To my mind, the best music seems like it has always existed. As if the melodies were always there in the ether; eternal facets of the universe waiting for someone perceptive enough to discover them. For me at least, Pharoah Sanders’ Jewels of Thought is this kind of music.
– Dan Snaith (Caribou/Daphni)

The first time I saw Pharoah play live was in 1970 at the famous Slugs club on the Lower East Side of New York. I was just an aspiring devotee wanting to hear one of my favorite artists. I sat at one of the front tables with my girlfriend from college as I thirst and drank deeply from Pharoah’s fountain of spiritual music. Never did I think that close to fifty years later I would be called on by British drummer and bandleader Emanative (aka Nick Woodmansey) to play on an album honoring one of his compositions ‘Hum-Allah-Hum-Allah-Hum-Allah.’ The critically acclaimed album was entitled, The Light Years of The Darkness and the trance-inducing melody was a joy to play for this collaboration! I felt so much closer to the composer of ‘The Creator Has a Master Plan’ as I intoned and fire breathed my solo paying homage to this creator!
– Idris Ackamoor

These impossible, effortless yodels!
– Dimlite

I first came across Pharoah Sanders through his collaborations with Alice Coltrane, and became enchanted by his sound. Jewels of Thought is magnificent, and I listen to it always as one complete piece, to trace its elemental pathway, with a sense of absolute wonder.
– Mary Anne Hobbs

Memories conjured:
• Learning to swim at the daycare near the intersection of Crenshaw and Slauson.
• Riding in my Dad’s gray Chevy Impala with the top down on a sunny day in the early 1970’s.
• Fort Greene Park in Brooklyn in the early 1990’s when I lived in NY my first time.
• Watching a show at the World Stage or 5th Street Dick’s in Leimert Park when Billy Higgins was alive.
• My weekly gig at Club Serenader in Oakland by Lake Merritt when I played with a blind pianist named Al Tanner and Pharoah would sit in on 2 songs every Sunday.
– Dexter Story

perfect
– Shafiq Husayn

Recorded in October of 1969 , Pharoah Sanders’ Jewels of Thought mirrors the climate of the late 1960’s and early 1970’s and is a powerful validation of how a dedicated artist expresses the social conditions of the day! All of the musicians involved in the project triumphantly interpret and embrace the music on a very spiritual level, but Pharoah & Leon Thomas in particular, seem conceptually joined at the hip!
– Phil Ranelin

I have been a fan of Sanders since the early ’70’s. I also was introduced to Cecil McBee and Lonnie Liston Smith on this album, and became fans of their work, too.

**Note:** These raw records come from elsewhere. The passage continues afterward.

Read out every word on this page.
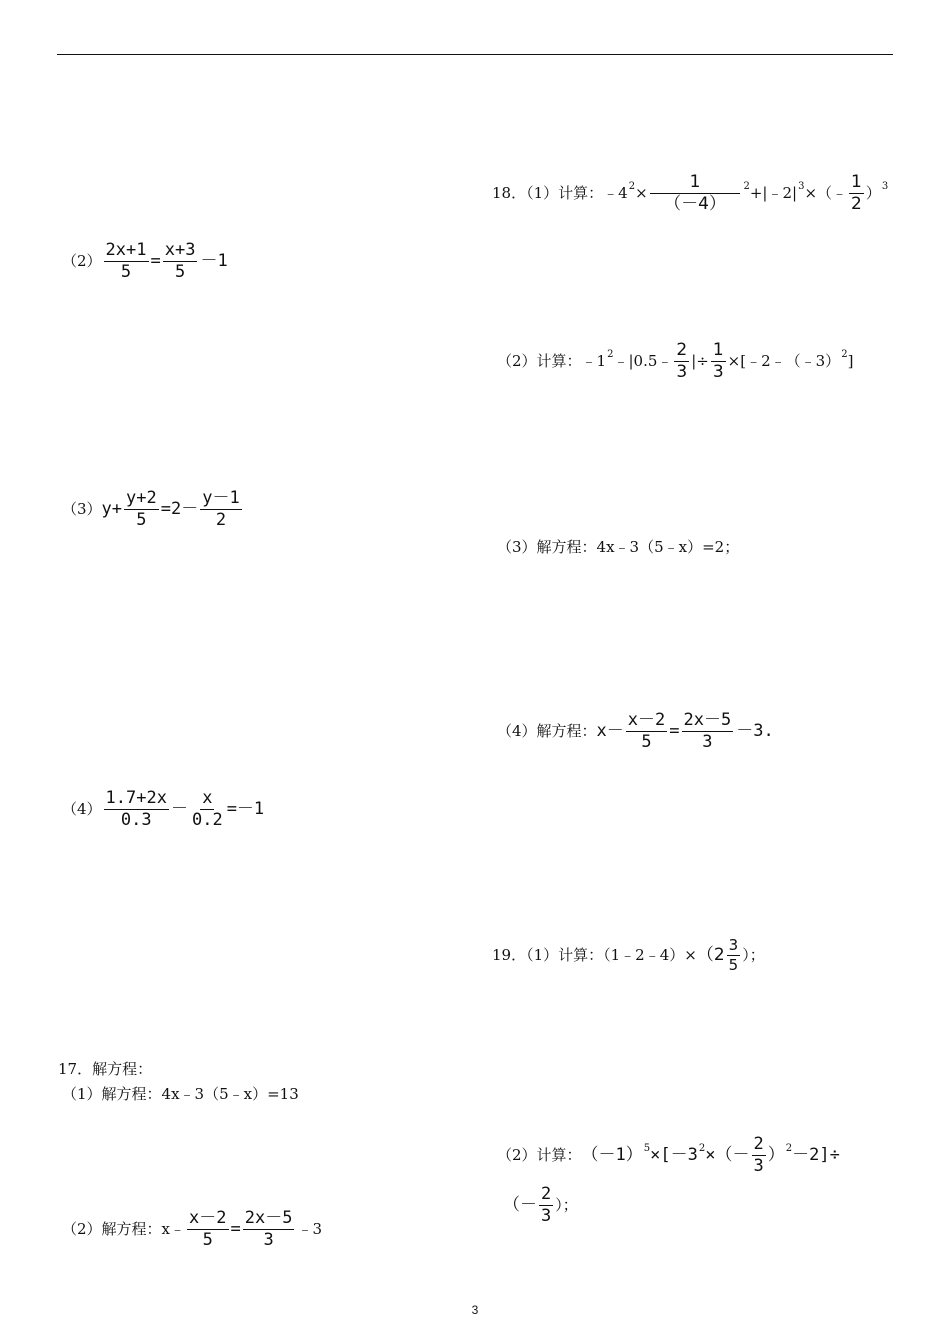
$(2) \frac{2x+1}{5} = \frac{x+3}{5} -1$
（3） $y+ \frac{y+2}{5} =2- \frac{y-1}{2}$
$(4) \frac{1.7+2x}{0.3} - \frac{x}{0.2} =-1$
17．解方程：
（1）解方程：4x﹣3（5﹣x）=13
（2）解方程：x﹣ $\frac{x-2}{5} = \frac{2x-5}{3}$ ﹣3
18．（1）计算：﹣4 $2 \times \frac{1}{(-4)} 2$ +|﹣2| 3 ×（﹣ $\frac{1}{2}$ ） 3
（2）计算：﹣1 2 ﹣|0.5﹣ $\frac{2}{3}$ |÷ $\frac{1}{3}$ ×[﹣2﹣（﹣3） 2 ]
（3）解方程：4x﹣3（5﹣x）=2；
（4）解方程： $x- \frac{x-2}{5} = \frac{2x-5}{3} -3$.
19．（1）计算：（1﹣2﹣4）× （$2 \frac{3}{5}$ ）；
（2）计算： （－1） 5 ×[－3 2 ×（－ $\frac{2}{3}$ ） 2 －2]÷
（－ $\frac{2}{3}$ ）；
3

This album came out around the time of the King assassination and, for me, was putting out a call for world peace and harmony as reflected in the track Hum-Allah, particularly in the words, “Prince of Peace . . . Won’t you hear our pleas . . . And ring your bells of peace . . . Let Loving never cease”
– J D Emmanuel

This one is a true classic, that will long be remembered.